Where index step in array represent 30 pixels which is 1T = 1/192000 sec That should match your sample audio but scaled to image so the amplitudes can have different offset and scale in y axis.

So now we have sample test data so how to detect start of the echo signal?

  1. compute average zero

    so average few first samples where there is no echo yet and call it y0

  2. detect peaks

    so determine some threshold thr which will detect the pulse peaks.

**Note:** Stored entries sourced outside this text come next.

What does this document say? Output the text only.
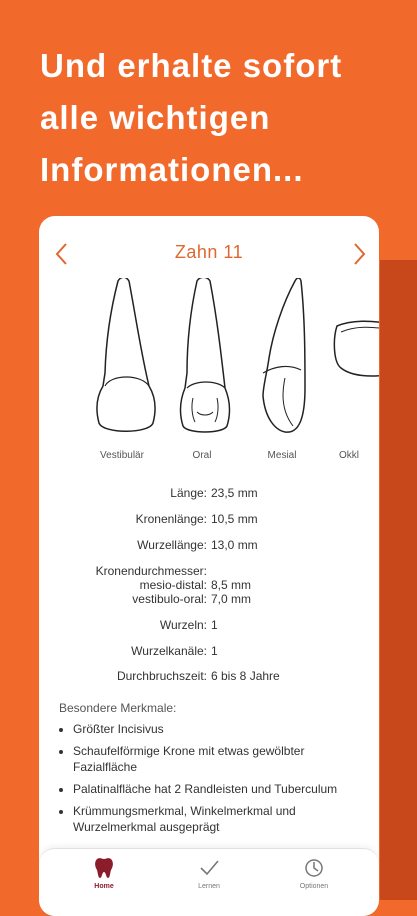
Und erhalte sofort
alle wichtigen
Informationen...
Zahn 11
Vestibulär	Oral	Mesial	Okkl
Länge: 23,5 mm
Kronenlänge: 10,5 mm
Wurzellänge: 13,0 mm
Kronendurchmesser:
mesio-distal: 8,5 mm
vestibulo-oral: 7,0 mm
Wurzeln: 1
Wurzelkanäle: 1
Durchbruchszeit: 6 bis 8 Jahre
Besondere Merkmale:
• Größter Incisivus
• Schaufelförmige Krone mit etwas gewölbter Fazialfläche
• Palatinalfläche hat 2 Randleisten und Tuberculum
• Krümmungsmerkmal, Winkelmerkmal und Wurzelmerkmal ausgeprägt
Home	Lernen	Optionen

Peak is when sample[i]>thr that means some signal is present.

  3. detect zero crossings

    simply remember last peak sign and if opposite to present peak you crossed the zero (y0).

  4. determine if signal is echo

    if number of zero crossings is around twice as much as pulses send and also the durations of the pulses group send and received are similar then you can classify found signal as echo.

Here some C++ code for this:

    const int w=10;
    int x,y,xx,yy,y0,thr,sig;
    int size=22,data[32]={ 370, 370, 368, 371, 367, 376, 323, 157, 273, 580, 488, 148, 260, 593, 476, 144, 261, 595, 476, 142, 259, 594 };

    //picture pic0,pic1;        // pic0 is input image and pic1 is output image
    pic1=pic0;                  // copy input image to output
/*
    // detect samples from image you can ignore this
    pic1&=0x00FFFFFF;
    size=0; xx=-w; yy=-w;
    for (x=1;x<pic1.xs-1;x++)
     for (y=1;y<pic1.ys-1;y++)
      if (pic1.p[y][x].dd==0x00ED1C24)
       if (((xx-x)*(xx-x))+((yy-y)*(yy-y))>(w*w))
        {
        xx=x+3;
        yy=y+3;
        pic1.p[yy][xx].dd=0;
        data[size]=yy; size++;
        }
*/
    // y0 = average on start of data (no echo) means zero
    for (y0=0,x=0;x<5;x++) y0+=data[x]; y0/=5;
    pic1.bmp->Canvas->Pen->Color=clBlack;
    pic1.bmp->Canvas->MoveTo(      0,y0);
    pic1.bmp->Canvas->LineTo(pic1.xs,y0);
    // detect echo
    thr=y0/10;                  // threshold = 10% of plot half size
    sig=0;
    pic1.bmp->Canvas->Pen->Color=clBlue;
    pic1.bmp->Canvas->Brush->Color=clAqua;
    for (x=1;x<size;x++)
     if (abs(data[x]-y0)>thr)   // peak
        {
        xx=(x*30)+22;           // array index to pixel position
        yy=data[x];
        // peak line
        pic1.bmp->Canvas->MoveTo(xx,y0);
        pic1.bmp->Canvas->LineTo(xx,yy);
        // zero crossing dot
        y=sig;
        if (yy>y0) sig=+1; else sig=-1;
        if (y*sig<=0)
            {
            pic1.bmp->Canvas->Ellipse(xx-w,yy-w,xx+w,yy+w);
            }
        }

You can ignore all the stuff starting with pic0 or pic1 as you already got the samples data[size]. Here result:

result

Black line is the found average zero y0 Blue lines are found peaks above zero and aqua circles are found pulses (around zero crossings).